Monday, October 29, 2012

Remixing songs and playing live

As my throat still won't allow me to sing - there are times when I can barely talk, either - I haven't been able to create very much music lately. What I have been doing whenever I feel the urge to be musical is to take a previously recorded song and remix it. This remixing can be at any one of several levels
  • Changing the balance and effects on a recorded vocal to improve the final result
  • Running the vocal tracks through a very clever program which can autotune the vocals. I am very happy when this works, but I have noticed that in some cases, the tuned vocals are worse than they were before.

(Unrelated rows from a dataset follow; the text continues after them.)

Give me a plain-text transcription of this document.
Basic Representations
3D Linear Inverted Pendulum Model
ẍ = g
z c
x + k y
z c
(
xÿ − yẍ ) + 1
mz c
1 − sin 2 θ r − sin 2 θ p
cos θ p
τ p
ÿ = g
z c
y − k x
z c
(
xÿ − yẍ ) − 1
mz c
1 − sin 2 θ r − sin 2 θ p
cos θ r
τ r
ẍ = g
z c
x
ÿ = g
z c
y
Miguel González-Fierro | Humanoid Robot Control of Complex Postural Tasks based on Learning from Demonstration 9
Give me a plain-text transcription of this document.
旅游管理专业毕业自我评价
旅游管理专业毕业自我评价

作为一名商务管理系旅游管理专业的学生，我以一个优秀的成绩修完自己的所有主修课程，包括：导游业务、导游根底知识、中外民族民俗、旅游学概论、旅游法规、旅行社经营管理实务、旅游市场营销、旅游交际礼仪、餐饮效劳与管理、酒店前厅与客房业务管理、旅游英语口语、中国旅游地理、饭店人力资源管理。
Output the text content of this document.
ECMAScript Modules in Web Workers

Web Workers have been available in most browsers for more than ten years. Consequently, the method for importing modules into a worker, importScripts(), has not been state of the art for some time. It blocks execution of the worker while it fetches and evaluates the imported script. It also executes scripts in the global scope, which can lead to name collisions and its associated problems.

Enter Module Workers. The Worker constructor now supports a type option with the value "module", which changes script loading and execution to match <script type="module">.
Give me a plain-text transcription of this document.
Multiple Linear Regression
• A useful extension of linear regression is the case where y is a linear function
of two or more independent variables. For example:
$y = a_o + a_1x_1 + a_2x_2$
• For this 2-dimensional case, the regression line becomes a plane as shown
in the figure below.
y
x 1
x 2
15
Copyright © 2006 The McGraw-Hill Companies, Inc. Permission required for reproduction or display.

In such cases, I leave the vocals as they were.
  • Changing the music track slightly, normally by syncopating some notes, but also by changing parts slightly
  • Creating a new music track
A song which I mentioned before, 'The road to Antibes', underwent the first three treatments and now sounds even better than it did before. Unfortunately, some of my older work was not backed up correctly, meaning that I don't have separate vocal and music tracks. No separate tracks means that I can't remix them.

I played a gig on Saturday! A friend (who has a beautiful voice) was arranging her father's 75th birthday party and asked me to accompany her and her family on some songs. In the end, I played six different songs and attended several different rehearsals. It was really good playing live again - this time, I used the semi-acoustic Washburn guitar which is easier to hold and easier to play than the acoustic Ovation. My amplifier also helped in the process - I added chorus and a slight delay in order to produce a fuller sound. My friend asked at the beginning how I was managing to sound as if I were playing two guitars.

To my slight surprise, I fingerpicked all the songs: I even left the plectrum at home! Some of the songs were picked and some strummed, but somehow using the plectrum didn't feel right. I also took a leaf out of the Robert Fripp school of guitar playing and played sitting down.

It was very interesting to look at the songs that I played from a harmonic point of view, as opposed to my songs. The chord sequences were fairly straight forward: one lovely song had either a minor i-iv-v sequence or a major I-IV-V sequence, where the minor was the relative minor of the major (in other words, Em-Am-Bm and G-C-D). Another was also based G-C-D, but then had a familiar B-Em-Am-D sequence. One tune was a jazzy waltz based on the chords Bm-E, but this too had a sequence of dominants (from E to A and thence to D, also C#-F#-Bm).

My songs, on the other hand, tend not to have dominants at all; to an extent, this is done on purpose, but it tends to happen automatically. I prefer 'chord streams' - Em-F#m-G-F#m or rather stranger sequences.